Merksatz 2.0: Der reproduktive Altruismus unterbindet den sogenannten Genegoismus.
Bei Menschen pflanze sich die Aberbillionen Zellen nur durch Samen- und Eizelle fort. Bei Nacktmullstaaten pflanzen sich alle Individuen nur durch die gemeinsame Königin fort. Dawkins zufolge schaltet dieser Mechanismus den Zwang zum Genegoismus aus und ermöglicht einen echten Altruismus unter den beteiligten Individuen. Siehe mehr zu diesem Gedanken im Artikel zur Dawkins-Drossel ↗
Fußnoten
- [1] Erklärungstafel zum Nacktmull im Frankfurter Zoo, 14. April 2023.
- [2] Richard Dawkins: 1976: Das egoistische Gen. Spektrum, Akademischer Verlag, Heidelberg/Berlin/Oxford, 1994. Originaltitel: The Selfish Gene. ISBN 3-86025-213-5. In der deutschen Ausgabe das Kapitel: Die große Reichweite der Gene. Seite 405.

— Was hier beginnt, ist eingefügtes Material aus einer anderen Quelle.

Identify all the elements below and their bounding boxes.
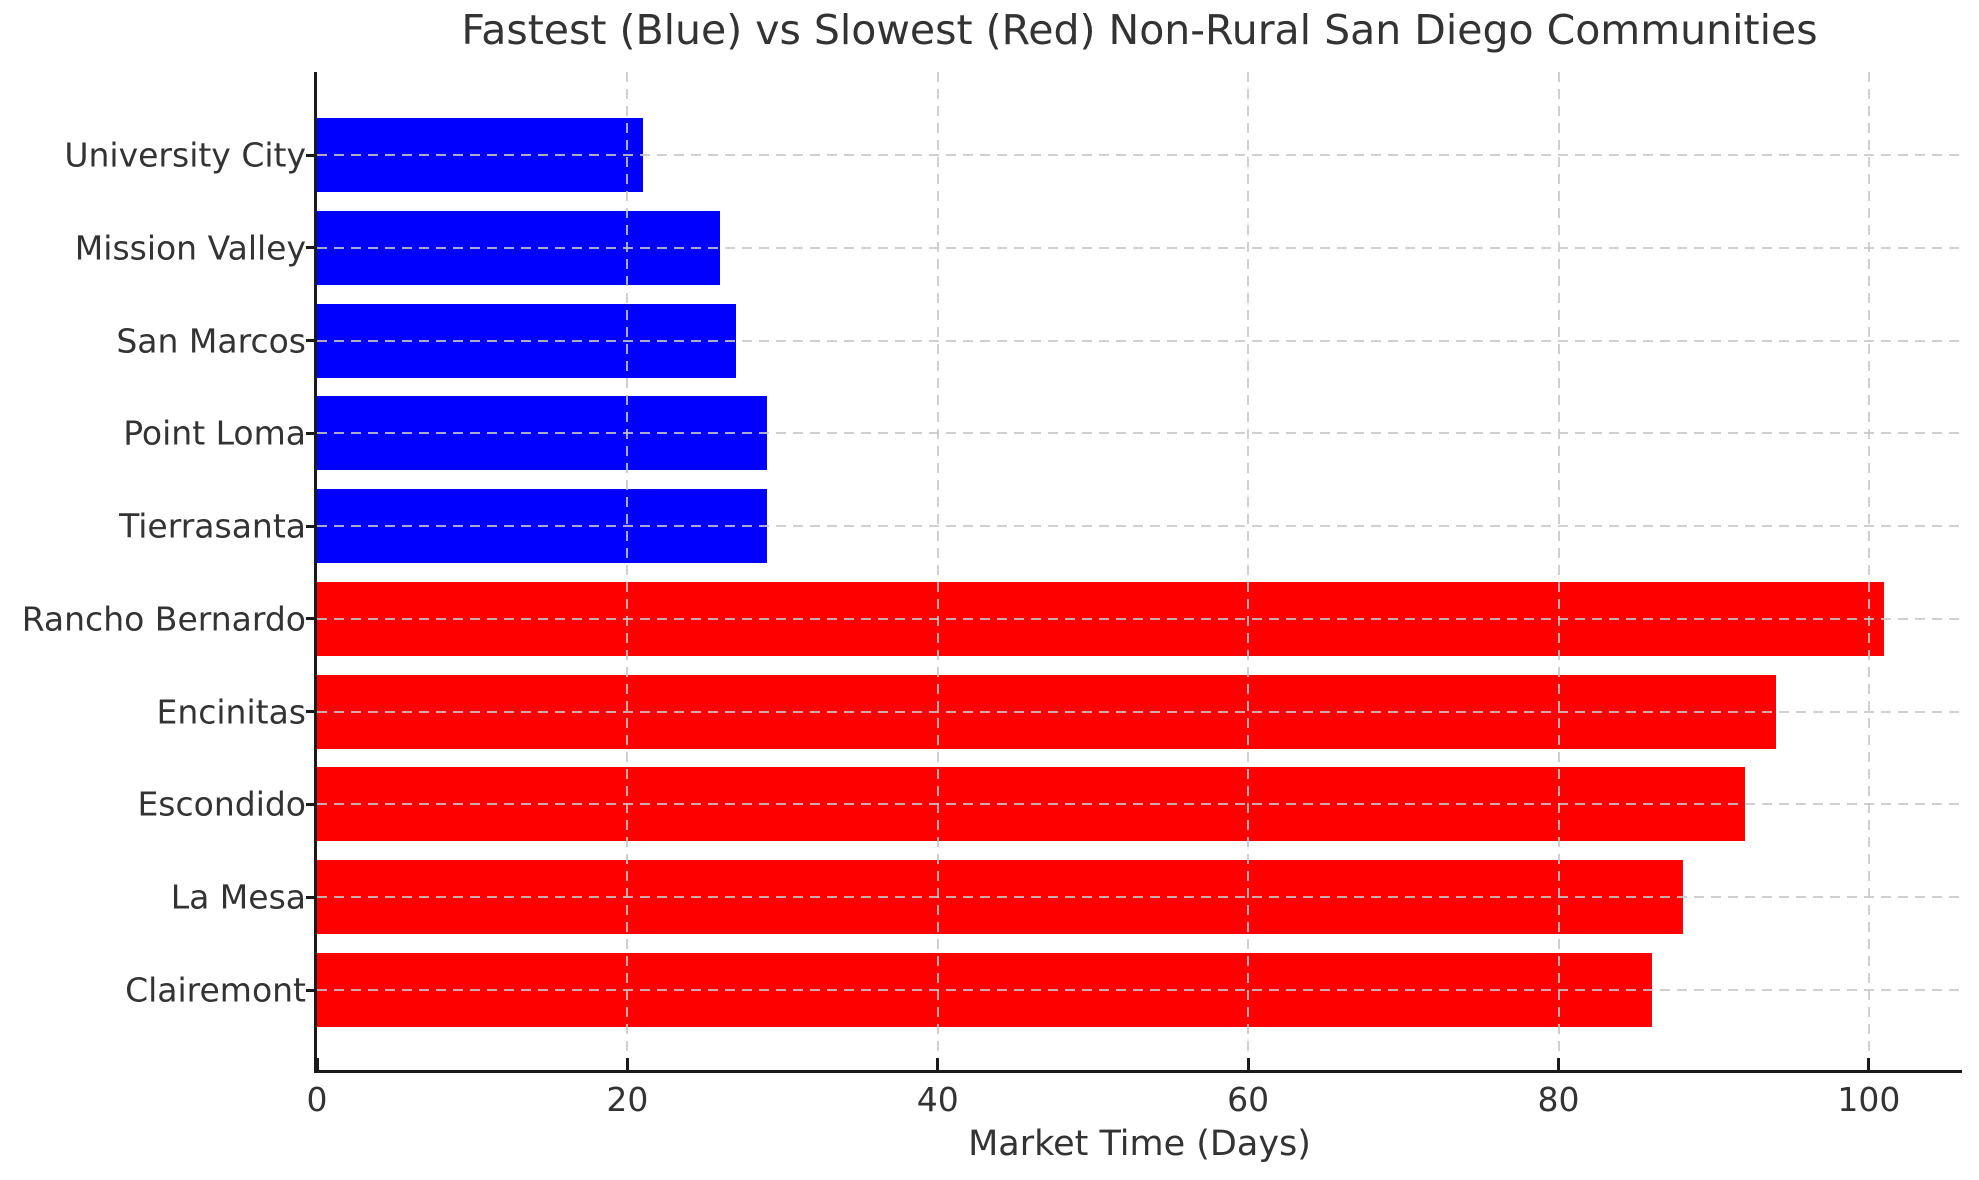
y-tick-label-point-loma: Point Loma [123, 413, 306, 453]
y-tick-mark-point-loma [306, 431, 317, 435]
y-tick-label-tierrasanta: Tierrasanta [119, 506, 306, 546]
x-tick-label-40: 40 [916, 1080, 959, 1119]
y-tick-label-san-marcos: San Marcos [116, 321, 306, 361]
y-tick-label-la-mesa: La Mesa [170, 877, 306, 917]
y-tick-mark-clairemont [306, 988, 317, 992]
y-tick-mark-university-city [306, 153, 317, 157]
y-tick-label-rancho-bernardo: Rancho Bernardo [21, 599, 306, 639]
y-tick-label-encinitas: Encinitas [156, 692, 306, 732]
gridline-x-100 [1867, 72, 1870, 1070]
y-tick-mark-la-mesa [306, 895, 317, 899]
chart-title: Fastest (Blue) vs Slowest (Red) Non-Rura… [461, 6, 1818, 54]
y-tick-mark-san-marcos [306, 339, 317, 343]
y-tick-mark-escondido [306, 802, 317, 806]
y-tick-label-escondido: Escondido [137, 784, 306, 824]
x-tick-mark-0 [315, 1058, 319, 1070]
x-tick-label-100: 100 [1837, 1080, 1901, 1119]
gridline-y-san-marcos [317, 339, 1962, 342]
x-tick-mark-60 [1246, 1058, 1250, 1070]
gridline-x-60 [1247, 72, 1250, 1070]
gridline-y-clairemont [317, 989, 1962, 992]
gridline-y-university-city [317, 154, 1962, 156]
y-tick-label-university-city: University City [64, 135, 306, 175]
gridline-y-point-loma [317, 432, 1962, 435]
gridline-y-encinitas [317, 710, 1962, 713]
x-tick-label-60: 60 [1227, 1080, 1270, 1119]
gridline-x-40 [936, 72, 939, 1070]
x-tick-label-80: 80 [1537, 1080, 1580, 1119]
x-tick-mark-20 [625, 1058, 629, 1070]
y-tick-mark-encinitas [306, 710, 317, 714]
x-tick-label-20: 20 [606, 1080, 649, 1119]
y-tick-label-mission-valley: Mission Valley [74, 228, 306, 268]
x-tick-mark-100 [1867, 1058, 1871, 1070]
gridline-y-escondido [317, 803, 1962, 806]
x-axis-spine [314, 1070, 1962, 1073]
plot-area [306, 72, 1962, 1073]
x-tick-mark-80 [1557, 1058, 1560, 1070]
y-axis-tick-labels: University City Mission Valley San Marcos P… [0, 72, 306, 1070]
x-tick-mark-40 [936, 1058, 940, 1070]
x-axis-tick-labels: 0 20 40 60 80 100 [307, 1080, 1962, 1122]
gridline-y-mission-valley [317, 246, 1962, 249]
x-tick-label-0: 0 [306, 1080, 328, 1119]
gridline-y-tierrasanta [317, 525, 1962, 528]
gridline-y-rancho-bernardo [317, 617, 1962, 620]
x-axis-title: Market Time (Days) [968, 1124, 1311, 1164]
y-tick-label-clairemont: Clairemont [125, 970, 306, 1010]
gridline-x-20 [626, 72, 629, 1070]
gridline-y-la-mesa [317, 896, 1962, 899]
y-axis-spine [314, 72, 317, 1073]
y-tick-mark-mission-valley [306, 246, 317, 250]
gridline-x-80 [1557, 72, 1560, 1070]
y-tick-mark-rancho-bernardo [306, 617, 317, 621]
y-tick-mark-tierrasanta [306, 524, 317, 528]
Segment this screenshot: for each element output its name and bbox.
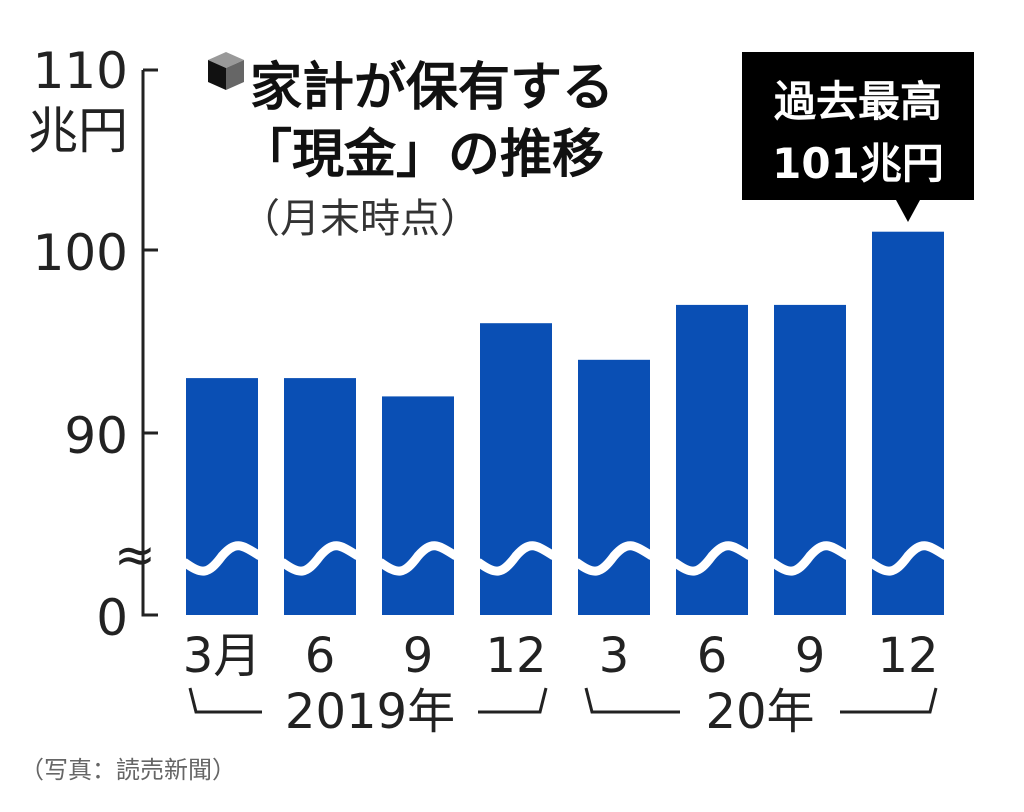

- [3] Zur Eusozialität von Nacktmullen: Anderson, M. The evolution of eusociality. Annual Review of Ecology, Evolution and Systematics 15, 165–189 (1984).
- [4] Zur Eusozialität von Nacktmullen: Ciszek, D. New colony formation in the "highly inbred" eusocial naked mole-rat: outbreeding is preferred. Behavioral Ecology 11, 1–6 (2000).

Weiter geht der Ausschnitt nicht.